March 12 (Bloomberg) -- Libya, whose sovereign wealth fund declined by at least $4 billion in value over the past four years, said it’s demanding an explanation from Societe Generale SA on how it lost about $1 billion on derivative contracts.
“We have been in contact a number of times but have not received a satisfactory answer,” Mohsen Derregia, the outgoing chairman and chief executive officer of the fund, said in an interview from Tripoli. “We are pursuing this matter further.”

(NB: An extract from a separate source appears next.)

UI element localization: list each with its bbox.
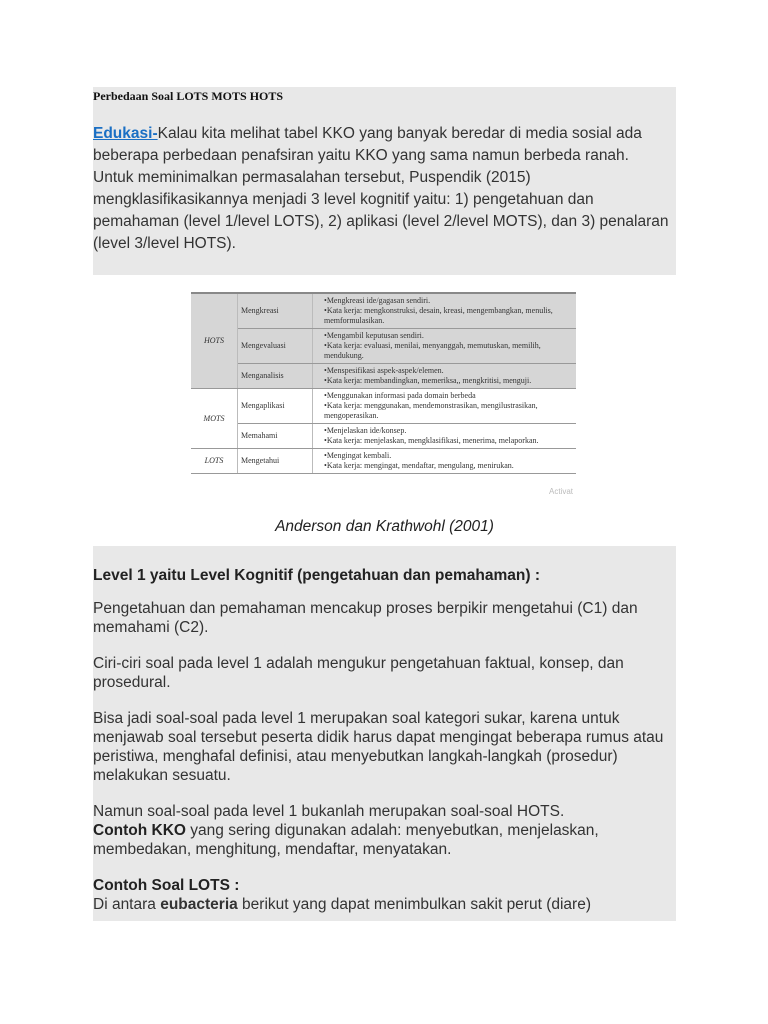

Libya, which ousted dictator Muammar Qaddafi last year, said Feb. 28 it’s also considering legal action against Goldman Sachs Group over derivatives losses. The value of the Libyan Investment Authority’s assets fell to about $57 billion from about $61 billion in 2008 and may be worth less than that because there hasn’t been a recent audit, according to Derregia.
“Losses between 15 and 16 percent are considered acceptable, but our shares devalued by up to 80 percent. We want to know what happened,” Derregia said.
Libya’s Economic and Social Development fund, which has about $12 billion in assets, is withdrawing investments from French banks including BNP Paribas SA and SocGen, Chairman Mahmoud Badi said at a conference in Dubai in December.
Libya Prime Minister Ali Zaidan said Derregia should step aside and allow his successor to take over after he was fired. Derregia is refusing to leave his post saying his dismissal didn’t follow legal procedures.
A spokeswoman for Societe Generale in Paris, who declined to be named under corporate policy, wasn’t immediately available to comment.